I guess save the entire model.

n0obcoder · August 9, 2019, 6:54am

yes I tried

torch.save(model, ‘path_name.pth’)

and it seemed to work.

thanks @John_Deterious

and whats the best way to save the state of the optimizers ? why do we even need to save optimizer’s state?
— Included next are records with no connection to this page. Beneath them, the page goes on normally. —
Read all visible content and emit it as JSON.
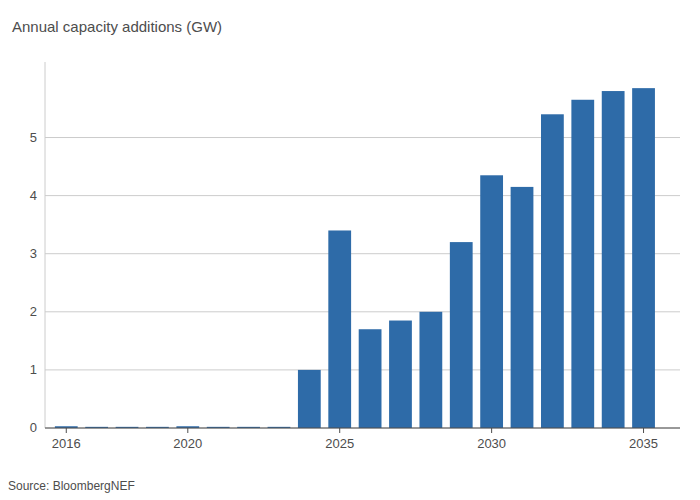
{
  "chart_data": {
    "type": "bar",
    "y_label": "Annual capacity additions (GW)",
    "source": "Source: BloombergNEF",
    "x": [
      2016,
      2017,
      2018,
      2019,
      2020,
      2021,
      2022,
      2023,
      2024,
      2025,
      2026,
      2027,
      2028,
      2029,
      2030,
      2031,
      2032,
      2033,
      2034,
      2035
    ],
    "values": [
      0.03,
      0.02,
      0.02,
      0.02,
      0.03,
      0.02,
      0.02,
      0.02,
      1.0,
      3.4,
      1.7,
      1.85,
      2.0,
      3.2,
      4.35,
      4.15,
      5.4,
      5.65,
      5.8,
      5.85
    ],
    "color": "#2E6BA8",
    "xlim": [
      2015.3,
      2036.2
    ],
    "xticks": [
      2016,
      2020,
      2025,
      2030,
      2035
    ],
    "ylim": [
      0,
      6.3
    ],
    "yticks": [
      0,
      1,
      2,
      3,
      4,
      5
    ],
    "grid": true
  }
}
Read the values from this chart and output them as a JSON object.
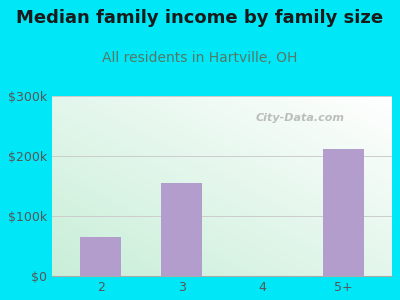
{
  "title": "Median family income by family size",
  "subtitle": "All residents in Hartville, OH",
  "categories": [
    "2",
    "3",
    "4",
    "5+"
  ],
  "values": [
    65000,
    155000,
    0,
    212000
  ],
  "bar_color": "#b39dcc",
  "title_fontsize": 13,
  "subtitle_fontsize": 10,
  "subtitle_color": "#557766",
  "title_color": "#1a1a1a",
  "tick_color": "#555555",
  "ylim": [
    0,
    300000
  ],
  "yticks": [
    0,
    100000,
    200000,
    300000
  ],
  "ytick_labels": [
    "$0",
    "$100k",
    "$200k",
    "$300k"
  ],
  "bg_outer": "#00e8f8",
  "watermark": "City-Data.com",
  "bar_width": 0.5
}
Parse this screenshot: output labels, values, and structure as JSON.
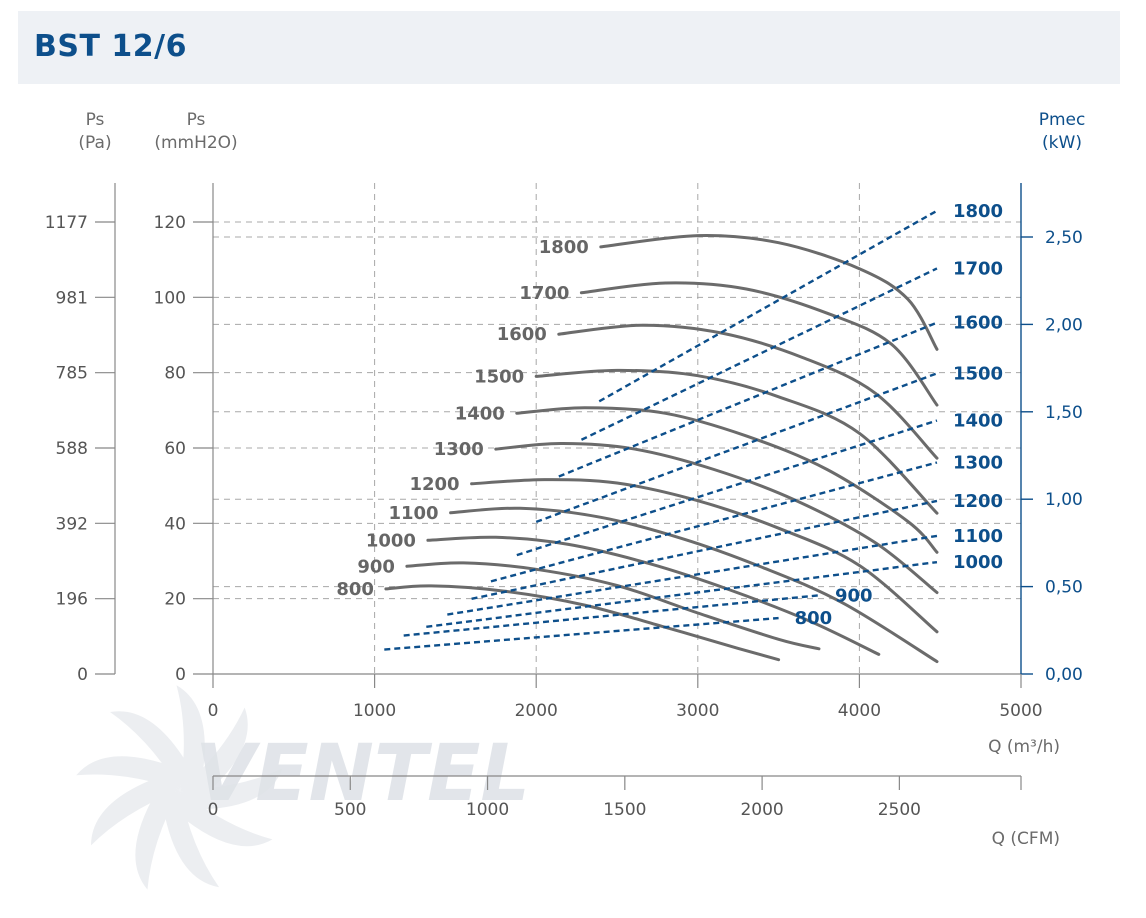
{
  "title": "BST 12/6",
  "chart_data": {
    "type": "line",
    "title": "BST 12/6",
    "left_axes": [
      {
        "label_line1": "Ps",
        "label_line2": "(Pa)",
        "ticks": [
          "0",
          "196",
          "392",
          "588",
          "785",
          "981",
          "1177"
        ]
      },
      {
        "label_line1": "Ps",
        "label_line2": "(mmH2O)",
        "ticks": [
          "0",
          "20",
          "40",
          "60",
          "80",
          "100",
          "120"
        ]
      }
    ],
    "right_axis": {
      "label_line1": "Pmec",
      "label_line2": "(kW)",
      "ticks": [
        "0,00",
        "0,50",
        "1,00",
        "1,50",
        "2,00",
        "2,50"
      ],
      "range": [
        0,
        2.8
      ]
    },
    "x_axis": {
      "label": "Q (m³/h)",
      "ticks": [
        "0",
        "1000",
        "2000",
        "3000",
        "4000",
        "5000"
      ],
      "range": [
        0,
        5000
      ]
    },
    "x_axis_cfm": {
      "label": "Q (CFM)",
      "ticks": [
        "0",
        "500",
        "1000",
        "1500",
        "2000",
        "2500"
      ],
      "range": [
        0,
        2943
      ]
    },
    "ylim_mmh2o": [
      0,
      120
    ],
    "grid": "dashed",
    "pressure_series": [
      {
        "name": "800",
        "points": [
          [
            1070,
            22.6
          ],
          [
            1350,
            23.4
          ],
          [
            1800,
            22
          ],
          [
            2300,
            18.3
          ],
          [
            2800,
            12.4
          ],
          [
            3250,
            6.8
          ],
          [
            3500,
            3.8
          ]
        ]
      },
      {
        "name": "900",
        "points": [
          [
            1200,
            28.6
          ],
          [
            1550,
            29.5
          ],
          [
            2000,
            27.8
          ],
          [
            2500,
            23.5
          ],
          [
            3000,
            16.2
          ],
          [
            3500,
            9.2
          ],
          [
            3750,
            6.7
          ]
        ]
      },
      {
        "name": "1000",
        "points": [
          [
            1330,
            35.5
          ],
          [
            1750,
            36.3
          ],
          [
            2200,
            34.4
          ],
          [
            2700,
            29.3
          ],
          [
            3200,
            22.3
          ],
          [
            3700,
            13.9
          ],
          [
            4120,
            5.2
          ]
        ]
      },
      {
        "name": "1100",
        "points": [
          [
            1470,
            42.8
          ],
          [
            1900,
            44
          ],
          [
            2400,
            41.6
          ],
          [
            2900,
            36
          ],
          [
            3400,
            28.3
          ],
          [
            3900,
            18.8
          ],
          [
            4480,
            3.3
          ]
        ]
      },
      {
        "name": "1200",
        "points": [
          [
            1600,
            50.5
          ],
          [
            2050,
            51.6
          ],
          [
            2500,
            50.7
          ],
          [
            3000,
            46
          ],
          [
            3500,
            38.7
          ],
          [
            4000,
            28.8
          ],
          [
            4480,
            11.2
          ]
        ]
      },
      {
        "name": "1300",
        "points": [
          [
            1750,
            59.7
          ],
          [
            2150,
            61.2
          ],
          [
            2600,
            59.8
          ],
          [
            3100,
            54.3
          ],
          [
            3600,
            46.2
          ],
          [
            4100,
            34.8
          ],
          [
            4480,
            21.6
          ]
        ]
      },
      {
        "name": "1400",
        "points": [
          [
            1880,
            69.2
          ],
          [
            2300,
            70.7
          ],
          [
            2800,
            69.2
          ],
          [
            3300,
            63.2
          ],
          [
            3800,
            54.3
          ],
          [
            4300,
            40.5
          ],
          [
            4480,
            32.3
          ]
        ]
      },
      {
        "name": "1500",
        "points": [
          [
            2000,
            79
          ],
          [
            2500,
            80.6
          ],
          [
            3000,
            79.2
          ],
          [
            3500,
            73.6
          ],
          [
            4000,
            63.9
          ],
          [
            4480,
            42.7
          ]
        ]
      },
      {
        "name": "1600",
        "points": [
          [
            2140,
            90.2
          ],
          [
            2650,
            92.6
          ],
          [
            3150,
            90.5
          ],
          [
            3650,
            84
          ],
          [
            4100,
            74.5
          ],
          [
            4480,
            57.3
          ]
        ]
      },
      {
        "name": "1700",
        "points": [
          [
            2280,
            101.2
          ],
          [
            2800,
            103.8
          ],
          [
            3300,
            102.2
          ],
          [
            3800,
            95.8
          ],
          [
            4200,
            87.5
          ],
          [
            4480,
            71.4
          ]
        ]
      },
      {
        "name": "1800",
        "points": [
          [
            2400,
            113.4
          ],
          [
            3000,
            116.4
          ],
          [
            3500,
            114.5
          ],
          [
            4000,
            107.6
          ],
          [
            4300,
            99.5
          ],
          [
            4480,
            86.2
          ]
        ]
      }
    ],
    "power_series": [
      {
        "name": "800",
        "unit": "kW",
        "points": [
          [
            1060,
            0.14
          ],
          [
            3500,
            0.32
          ]
        ]
      },
      {
        "name": "900",
        "unit": "kW",
        "points": [
          [
            1180,
            0.22
          ],
          [
            3750,
            0.45
          ]
        ]
      },
      {
        "name": "1000",
        "unit": "kW",
        "points": [
          [
            1320,
            0.27
          ],
          [
            4480,
            0.64
          ]
        ]
      },
      {
        "name": "1100",
        "unit": "kW",
        "points": [
          [
            1450,
            0.34
          ],
          [
            4480,
            0.79
          ]
        ]
      },
      {
        "name": "1200",
        "unit": "kW",
        "points": [
          [
            1600,
            0.43
          ],
          [
            4480,
            0.99
          ]
        ]
      },
      {
        "name": "1300",
        "unit": "kW",
        "points": [
          [
            1720,
            0.53
          ],
          [
            4480,
            1.21
          ]
        ]
      },
      {
        "name": "1400",
        "unit": "kW",
        "points": [
          [
            1880,
            0.68
          ],
          [
            4480,
            1.45
          ]
        ]
      },
      {
        "name": "1500",
        "unit": "kW",
        "points": [
          [
            2000,
            0.87
          ],
          [
            4480,
            1.72
          ]
        ]
      },
      {
        "name": "1600",
        "unit": "kW",
        "points": [
          [
            2140,
            1.13
          ],
          [
            4480,
            2.01
          ]
        ]
      },
      {
        "name": "1700",
        "unit": "kW",
        "points": [
          [
            2280,
            1.34
          ],
          [
            4480,
            2.32
          ]
        ]
      },
      {
        "name": "1800",
        "unit": "kW",
        "points": [
          [
            2390,
            1.56
          ],
          [
            4480,
            2.65
          ]
        ]
      }
    ],
    "colors": {
      "pressure": "#6b6b6b",
      "power": "#0d4f8b",
      "title": "#0d4f8b",
      "grid": "#a8a8a8"
    }
  },
  "watermark": "VENTEL"
}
Can you pls explain this to me ?

Thanks in advance !!!

n0obcoder · August 9, 2019, 7:48am

model = models.resnet50()

sd = model.state_dict()
sd[‘fc.weight’] has both .data and .requires_grad attribute

So looking at the information that it holds it feels like saving the state_dict should be saving the requires_grad flag too…

Can you pls help me on that…

ptrblck · August 9, 2019, 11:34am

The requires_grad attribute you are printing from sd['fc.weight'].requires_grad is the default one for torch.Tensors.

I don’t think so, as the state_dict is supposed to store only the parameters, not the computation etc.
@John_Deterious’s suggestion to store the complete model might work.

I would follow the ImageNet example and store a custom dict containing all data I would like to store. Some optimizers use internal buffers (e.g. running estimates etc.), that should also be stored/restored, if you plan on continuing the training.